Jauh hari sebelumnya Stella Christie pernah menekankan bahwa reformasi pendidikan harus fokus pada substansi misalnya: metode penelitian, kolaborasi industri). Sayangnya, pernyataan dari Stela tentang MBG ini justru bertolak belakang dengan prinsip yang pernah dia sampaikan sebelumnya.
Menanggapi pernyataan Wamendiktisaintek tersebut, Koalisi Kawal Pendidikan Jakarta menyatakan bahwa “klaim Wamendiktisaintek sebagai ilusi kebijakan yang mengorbankan akuntabilitas. Sementara Guru Besar FK Universitas Indonesia mengingatkan bahwa intervensi kebijakan harus berbasis bukti, bukan asumsi (merujuk pada protes serupa di sektor kesehatan).

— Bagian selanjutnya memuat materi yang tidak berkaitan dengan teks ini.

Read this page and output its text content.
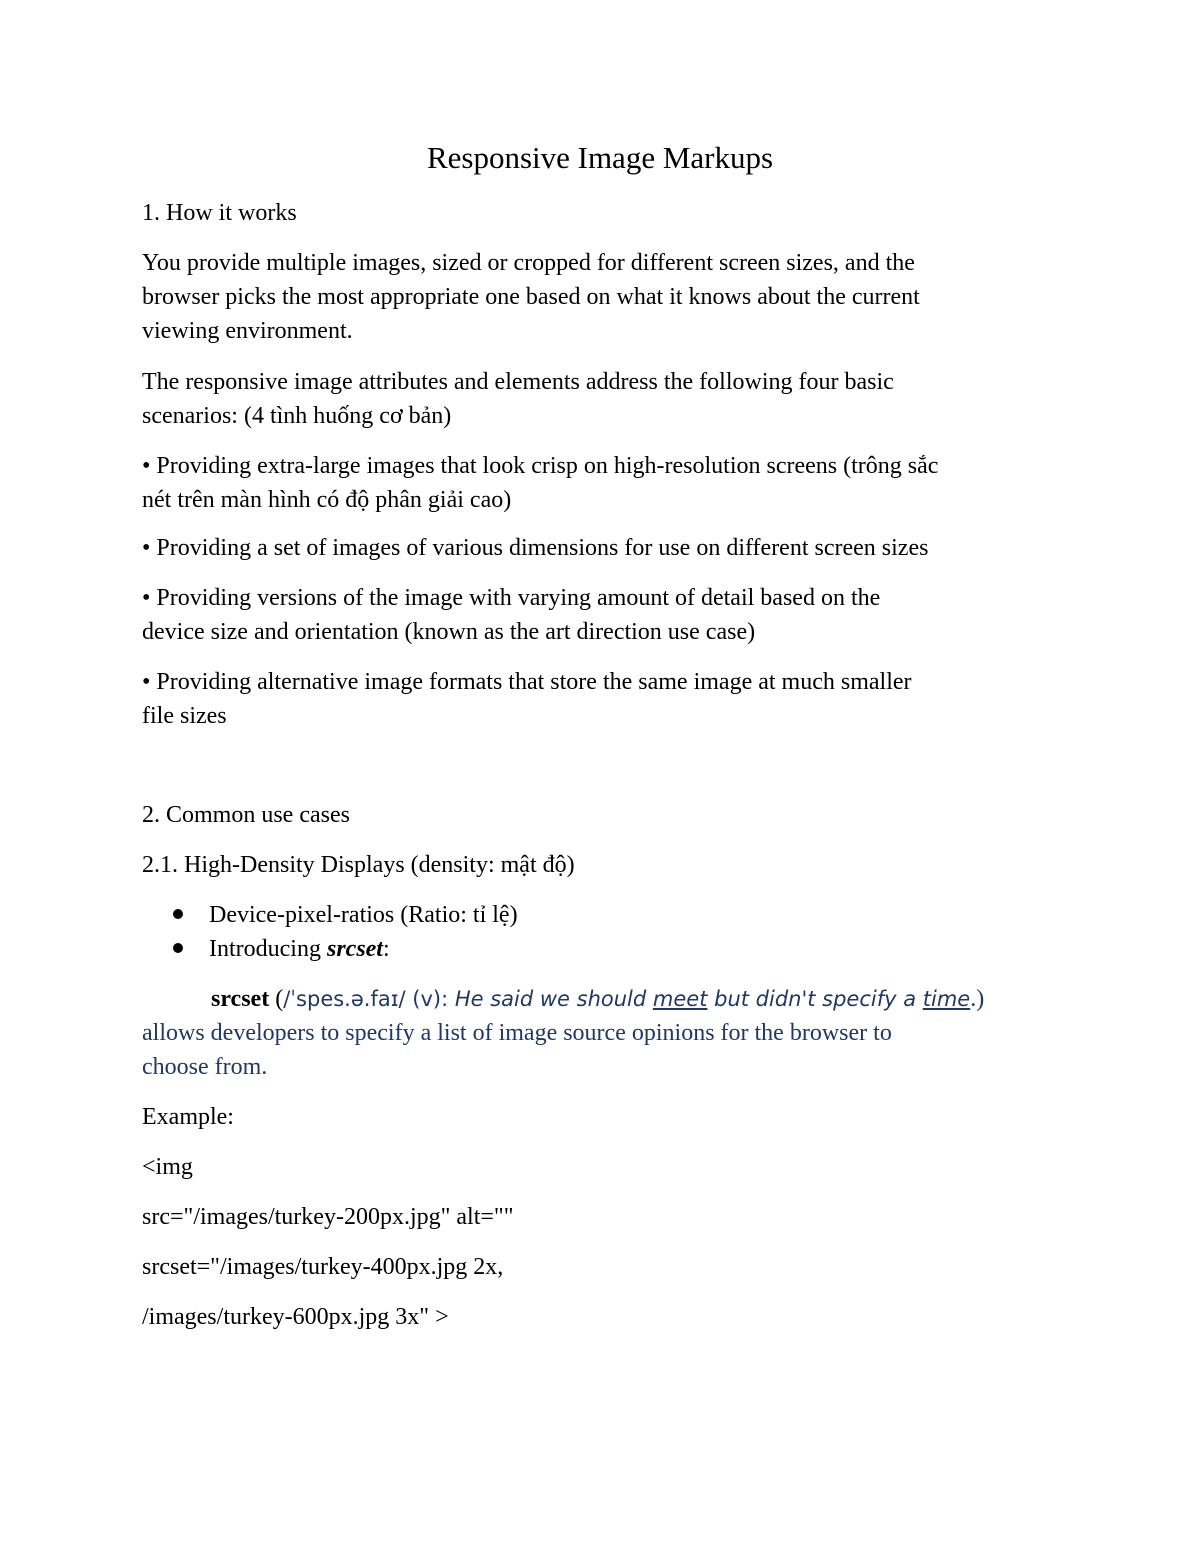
Responsive Image Markups

1. How it works

You provide multiple images, sized or cropped for different screen sizes, and the

browser picks the most appropriate one based on what it knows about the current

viewing environment.

The responsive image attributes and elements address the following four basic

scenarios: (4 tình huống cơ bản)

• Providing extra-large images that look crisp on high-resolution screens (trông sắc

nét trên màn hình có độ phân giải cao)

• Providing a set of images of various dimensions for use on different screen sizes

• Providing versions of the image with varying amount of detail based on the

device size and orientation (known as the art direction use case)

• Providing alternative image formats that store the same image at much smaller

file sizes

2. Common use cases

2.1. High-Density Displays (density: mật độ)

Device-pixel-ratios (Ratio: tỉ lệ)
Introducing srcset:

srcset (/ˈspes.ə.faɪ/ (v): He said we should meet but didn't specify a time.)

allows developers to specify a list of image source opinions for the browser to

choose from.

Example:

<img

src="/images/turkey-200px.jpg" alt=""

srcset="/images/turkey-400px.jpg 2x,

/images/turkey-600px.jpg 3x" >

Pernyataan Wamendiktisaintek ini mencerminkan kecenderungan simplifikasi masalah pendidikan dan pemanfaatan program sosial untuk narasi politis. Jika pemerintah serius meningkatkan Bahasa Inggris dan Matematika, harusnya langkah yang diambil adalah:
1. Revolusi metode pengajaran.
2. Alokasi anggaran spesifik untuk pelatihan guru dan infrastruktur.
3. Kolaborasi dengan ahli pendidikan, bukan sekadar ahli gizi.
Tanpa langkah-langkah konkret tersebut, klaim tentang MBG hanya akan menjadi dongeng kebijakan yang jauh dari realitas kelas-kelas di Indonesia.
Selanjutnya pertanyaan yang harus ditanyakan kepada Wamendiktisaintek atas pernyataanya adalah:
1. Apa dasar ilmiah yang menyatakan MBG secara langsung meningkatkan Bahasa Inggris/Matematika?
2. Mengapa tidak fokus pada program yang sudah terbukti (e.g., digitalisasi perpustakaan sekolah)?
3. Bagaimana memastikan dana MBG tidak tergerus korupsi jika cakupannya diperluas?
Dengan pertanyaan ini, publik berhak menuntut kebijakan yang berbasis bukti, bukan retorika.